Co-op announced plans to bid for the branches in 2011, but withdrew its offer in April last year, blaming the "economic environment" and "increasing regulatory requirements on the financial services sector".

It was later found to have a capital shortfall of £1.5bn.

MPs said this late discovery of the shortfall meant the opportunity to create a "significant new challenger" in the UK retail banking market had been "scuppered".

The black hole in the Co-op's finances has been largely linked to losses on commercial property loans, stemming from Co-op Bank's 2009 merger with Britannia, the building society.

MPs said the due diligence on the Britannia deal was "totally inadequate".

Their report said KPMG's initial due diligence was based on incomplete information, but said further work, which KPMG had recommended, was done by Co-op Bank itself and was "cursory and limited".

"KPMG should have given clear guidance to Co-op Bank about the standard required," it said.

The accountancy profession regulator, the Financial Reporting Council, is also conducting an inquiry into the auditing of Co-op Bank's accounts.

The Treasury Committee said this inquiry needed to "find out how something so important came to be overlooked".
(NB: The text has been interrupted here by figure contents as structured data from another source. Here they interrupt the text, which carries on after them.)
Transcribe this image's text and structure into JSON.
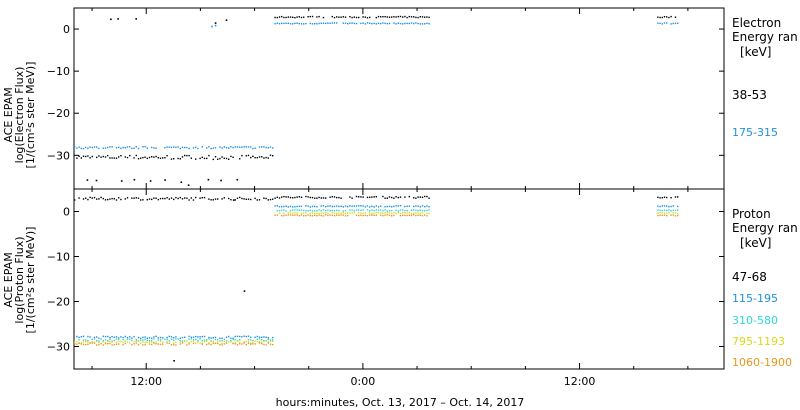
{
  "chart_data": [
    {
      "type": "scatter",
      "panel": "electron",
      "ylabel_lines": [
        "ACE EPAM",
        "log(Electron Flux)",
        "[1/(cm²s ster MeV)]"
      ],
      "ylim": [
        -38,
        5
      ],
      "yticks": [
        0,
        -10,
        -20,
        -30
      ],
      "ytick_labels": [
        "0",
        "−10",
        "−20",
        "−30"
      ],
      "legend": {
        "title_lines": [
          "Electron",
          "Energy ran",
          "[keV]"
        ],
        "placement": "right"
      },
      "series": [
        {
          "name": "38-53",
          "color": "#000000",
          "segments": [
            {
              "x_start": 8.0,
              "x_end": 19.0,
              "y": -30.3,
              "jitter": 0.5
            },
            {
              "x_start": 19.1,
              "x_end": 27.7,
              "y": 3.0,
              "jitter": 0.15
            },
            {
              "x_start": 40.3,
              "x_end": 41.5,
              "y": 3.0,
              "jitter": 0.15
            }
          ],
          "points": [
            {
              "x": 10.0,
              "y": 2.5
            },
            {
              "x": 10.4,
              "y": 2.6
            },
            {
              "x": 11.4,
              "y": 2.6
            },
            {
              "x": 15.8,
              "y": 1.6
            },
            {
              "x": 16.4,
              "y": 2.3
            },
            {
              "x": 8.7,
              "y": -35.7
            },
            {
              "x": 9.2,
              "y": -35.8
            },
            {
              "x": 10.6,
              "y": -35.9
            },
            {
              "x": 11.3,
              "y": -35.6
            },
            {
              "x": 12.2,
              "y": -35.9
            },
            {
              "x": 13.0,
              "y": -35.7
            },
            {
              "x": 13.9,
              "y": -36.2
            },
            {
              "x": 14.3,
              "y": -36.9
            },
            {
              "x": 15.4,
              "y": -35.6
            },
            {
              "x": 16.1,
              "y": -35.8
            },
            {
              "x": 17.0,
              "y": -35.6
            }
          ]
        },
        {
          "name": "175-315",
          "color": "#1f8fe0",
          "segments": [
            {
              "x_start": 8.0,
              "x_end": 19.0,
              "y": -28.0,
              "jitter": 0.25
            },
            {
              "x_start": 19.1,
              "x_end": 27.7,
              "y": 1.5,
              "jitter": 0.12
            },
            {
              "x_start": 40.3,
              "x_end": 41.5,
              "y": 1.5,
              "jitter": 0.12
            }
          ],
          "points": [
            {
              "x": 15.6,
              "y": 0.8
            },
            {
              "x": 15.8,
              "y": 1.0
            }
          ]
        }
      ]
    },
    {
      "type": "scatter",
      "panel": "proton",
      "ylabel_lines": [
        "ACE EPAM",
        "log(Proton Flux)",
        "[1/(cm²s ster MeV)]"
      ],
      "ylim": [
        -35,
        5
      ],
      "yticks": [
        0,
        -10,
        -20,
        -30
      ],
      "ytick_labels": [
        "0",
        "−10",
        "−20",
        "−30"
      ],
      "xlim": [
        8.0,
        44.0
      ],
      "xticks": [
        12,
        24,
        36
      ],
      "xtick_labels": [
        "12:00",
        "0:00",
        "12:00"
      ],
      "xlabel": "hours:minutes, Oct. 13, 2017 – Oct. 14, 2017",
      "legend": {
        "title_lines": [
          "Proton",
          "Energy ran",
          "[keV]"
        ],
        "placement": "right"
      },
      "series": [
        {
          "name": "47-68",
          "color": "#000000",
          "segments": [
            {
              "x_start": 8.0,
              "x_end": 19.0,
              "y": 3.0,
              "jitter": 0.3
            },
            {
              "x_start": 19.1,
              "x_end": 27.7,
              "y": 3.3,
              "jitter": 0.2
            },
            {
              "x_start": 40.3,
              "x_end": 41.5,
              "y": 3.3,
              "jitter": 0.15
            }
          ],
          "points": [
            {
              "x": 17.4,
              "y": -17.5
            },
            {
              "x": 13.5,
              "y": -33.0
            },
            {
              "x": 16.8,
              "y": 2.7
            }
          ]
        },
        {
          "name": "115-195",
          "color": "#1f8fe0",
          "segments": [
            {
              "x_start": 8.0,
              "x_end": 19.0,
              "y": -27.8,
              "jitter": 0.25
            },
            {
              "x_start": 19.1,
              "x_end": 27.7,
              "y": 1.3,
              "jitter": 0.15
            },
            {
              "x_start": 40.3,
              "x_end": 41.5,
              "y": 1.3,
              "jitter": 0.12
            }
          ],
          "points": []
        },
        {
          "name": "310-580",
          "color": "#2ed6d6",
          "segments": [
            {
              "x_start": 8.0,
              "x_end": 19.0,
              "y": -28.4,
              "jitter": 0.25
            },
            {
              "x_start": 19.1,
              "x_end": 27.7,
              "y": 0.4,
              "jitter": 0.15
            },
            {
              "x_start": 40.3,
              "x_end": 41.5,
              "y": 0.4,
              "jitter": 0.12
            }
          ],
          "points": []
        },
        {
          "name": "795-1193",
          "color": "#d9d91a",
          "segments": [
            {
              "x_start": 8.0,
              "x_end": 19.0,
              "y": -28.9,
              "jitter": 0.25
            },
            {
              "x_start": 19.1,
              "x_end": 27.7,
              "y": -0.2,
              "jitter": 0.12
            },
            {
              "x_start": 40.3,
              "x_end": 41.5,
              "y": -0.2,
              "jitter": 0.12
            }
          ],
          "points": []
        },
        {
          "name": "1060-1900",
          "color": "#e8961c",
          "segments": [
            {
              "x_start": 8.0,
              "x_end": 19.0,
              "y": -29.3,
              "jitter": 0.25
            },
            {
              "x_start": 19.1,
              "x_end": 27.7,
              "y": -0.7,
              "jitter": 0.12
            },
            {
              "x_start": 40.3,
              "x_end": 41.5,
              "y": -0.7,
              "jitter": 0.12
            }
          ],
          "points": []
        }
      ]
    }
  ]
}
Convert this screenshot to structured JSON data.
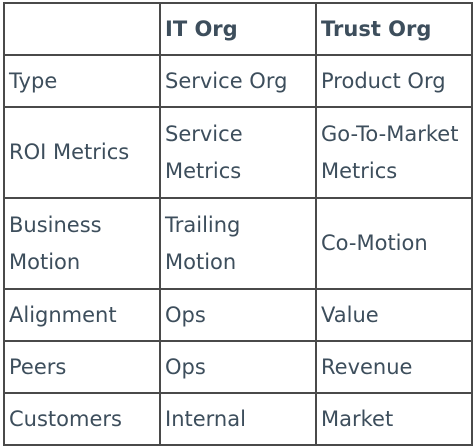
{
  "table": {
    "headers": [
      "",
      "IT Org",
      "Trust Org"
    ],
    "rows": [
      {
        "label": [
          "Type"
        ],
        "it": [
          "Service Org"
        ],
        "trust": [
          "Product Org"
        ]
      },
      {
        "label": [
          "ROI Metrics"
        ],
        "it": [
          "Service",
          "Metrics"
        ],
        "trust": [
          "Go-To-Market",
          "Metrics"
        ]
      },
      {
        "label": [
          "Business",
          "Motion"
        ],
        "it": [
          "Trailing",
          "Motion"
        ],
        "trust": [
          "Co-Motion"
        ]
      },
      {
        "label": [
          "Alignment"
        ],
        "it": [
          "Ops"
        ],
        "trust": [
          "Value"
        ]
      },
      {
        "label": [
          "Peers"
        ],
        "it": [
          "Ops"
        ],
        "trust": [
          "Revenue"
        ]
      },
      {
        "label": [
          "Customers"
        ],
        "it": [
          "Internal"
        ],
        "trust": [
          "Market"
        ]
      }
    ]
  }
}
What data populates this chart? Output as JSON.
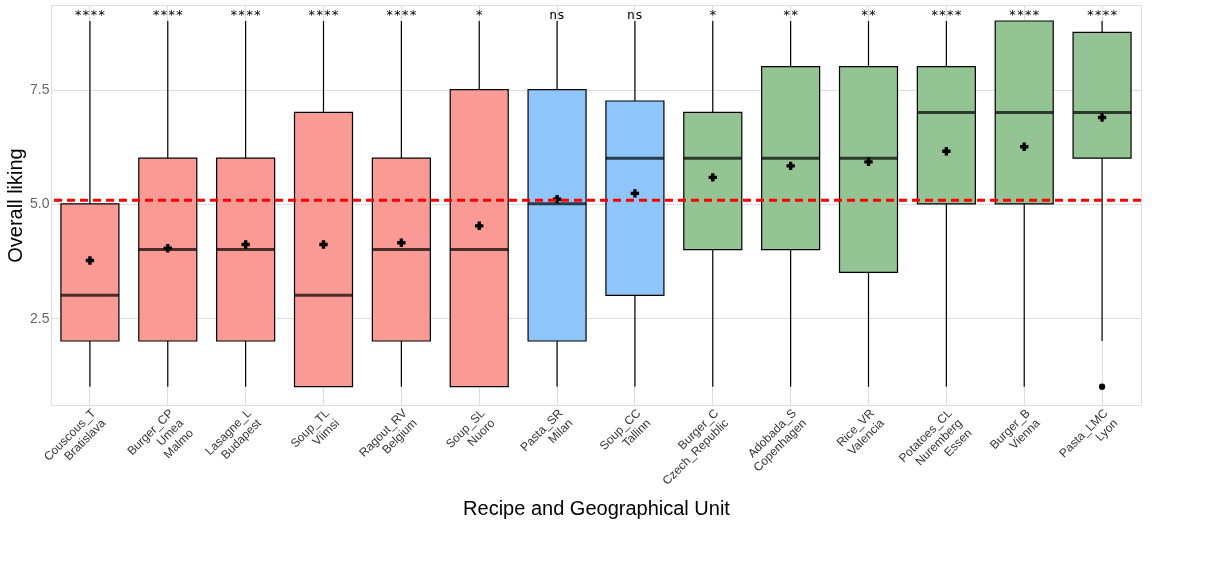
{
  "chart_data": {
    "type": "box",
    "xlabel": "Recipe and Geographical Unit",
    "ylabel": "Overall liking",
    "categories": [
      "Couscous_T\nBratislava",
      "Burger_CP\nUmea\nMalmo",
      "Lasagne_L\nBudapest",
      "Soup_TL\nViimsi",
      "Ragout_RV\nBelgium",
      "Soup_SL\nNuoro",
      "Pasta_SR\nMilan",
      "Soup_CC\nTallinn",
      "Burger_C\nCzech_Republic",
      "Adobada_S\nCopenhagen",
      "Rice_VR\nValencia",
      "Potatoes_CL\nNuremberg\nEssen",
      "Burger_B\nVienna",
      "Pasta_LMC\nLyon"
    ],
    "colors": [
      "#f99a94",
      "#f99a94",
      "#f99a94",
      "#f99a94",
      "#f99a94",
      "#f99a94",
      "#8ec5fa",
      "#8ec5fa",
      "#94c494",
      "#94c494",
      "#94c494",
      "#94c494",
      "#94c494",
      "#94c494"
    ],
    "boxes": [
      {
        "low": 1,
        "q1": 2,
        "median": 3,
        "q3": 5,
        "high": 9,
        "mean": 3.76
      },
      {
        "low": 1,
        "q1": 2,
        "median": 4,
        "q3": 6,
        "high": 9,
        "mean": 4.03
      },
      {
        "low": 1,
        "q1": 2,
        "median": 4,
        "q3": 6,
        "high": 9,
        "mean": 4.11
      },
      {
        "low": 1,
        "q1": 1,
        "median": 3,
        "q3": 7,
        "high": 9,
        "mean": 4.11
      },
      {
        "low": 1,
        "q1": 2,
        "median": 4,
        "q3": 6,
        "high": 9,
        "mean": 4.15
      },
      {
        "low": 1,
        "q1": 1,
        "median": 4,
        "q3": 7.5,
        "high": 9,
        "mean": 4.52
      },
      {
        "low": 1,
        "q1": 2,
        "median": 5,
        "q3": 7.5,
        "high": 9,
        "mean": 5.1
      },
      {
        "low": 1,
        "q1": 3,
        "median": 6,
        "q3": 7.25,
        "high": 9,
        "mean": 5.23
      },
      {
        "low": 1,
        "q1": 4,
        "median": 6,
        "q3": 7,
        "high": 9,
        "mean": 5.58
      },
      {
        "low": 1,
        "q1": 4,
        "median": 6,
        "q3": 8,
        "high": 9,
        "mean": 5.83
      },
      {
        "low": 1,
        "q1": 3.5,
        "median": 6,
        "q3": 8,
        "high": 9,
        "mean": 5.92
      },
      {
        "low": 1,
        "q1": 5,
        "median": 7,
        "q3": 8,
        "high": 9,
        "mean": 6.15
      },
      {
        "low": 1,
        "q1": 5,
        "median": 7,
        "q3": 9,
        "high": 9,
        "mean": 6.25
      },
      {
        "low": 2,
        "q1": 6,
        "median": 7,
        "q3": 8.75,
        "high": 9,
        "mean": 6.89,
        "outliers": [
          1
        ]
      }
    ],
    "ylim": [
      0.6,
      9.35
    ],
    "yticks": [
      {
        "value": 2.5,
        "label": "2.5"
      },
      {
        "value": 5,
        "label": "5.0"
      },
      {
        "value": 7.5,
        "label": "7.5"
      }
    ],
    "ref_lines": [
      {
        "axis": "y",
        "value": 5.08,
        "color": "#ff0000",
        "line_style": "dashed"
      }
    ],
    "annotations": [
      "****",
      "****",
      "****",
      "****",
      "****",
      "*",
      "ns",
      "ns",
      "*",
      "**",
      "**",
      "****",
      "****",
      "****"
    ],
    "grid": true,
    "marker": "cross"
  }
}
'Accident waiting to happen'

"This may need to consider not only the work by KPMG but also the merits of the audit process for banks," it added.

It also said the "role and apparent shortcomings" of the now-defunct Financial Services Authority (FSA) should be examined in the current independent inquiry being conducted by the Treasury.

KPMG said as the Co-op Bank's former auditor it had provided "robust audits which challenged the judgements and disclosures proposed by the bank's management".

"It is understandable that there should be appropriate regulatory scrutiny of the financial issues at the Co-op Bank and it is to be expected that this scrutiny should extend to the audit," it said.

It added that it was "not responsible for guiding further due diligence undertaken by the Co-op Bank [on the Britannia deal] nor had a responsibility to scrutinise the results once complete".

The Treasury Committee was also scathing of the Co-op Bank's board make-up and governance saying it was "entirely inadequate" and "an accident waiting to happen".

"Co-op Bank's governance structure was not fit for purpose for any bank, let alone one bidding to become a major challenger in the UK market," it said.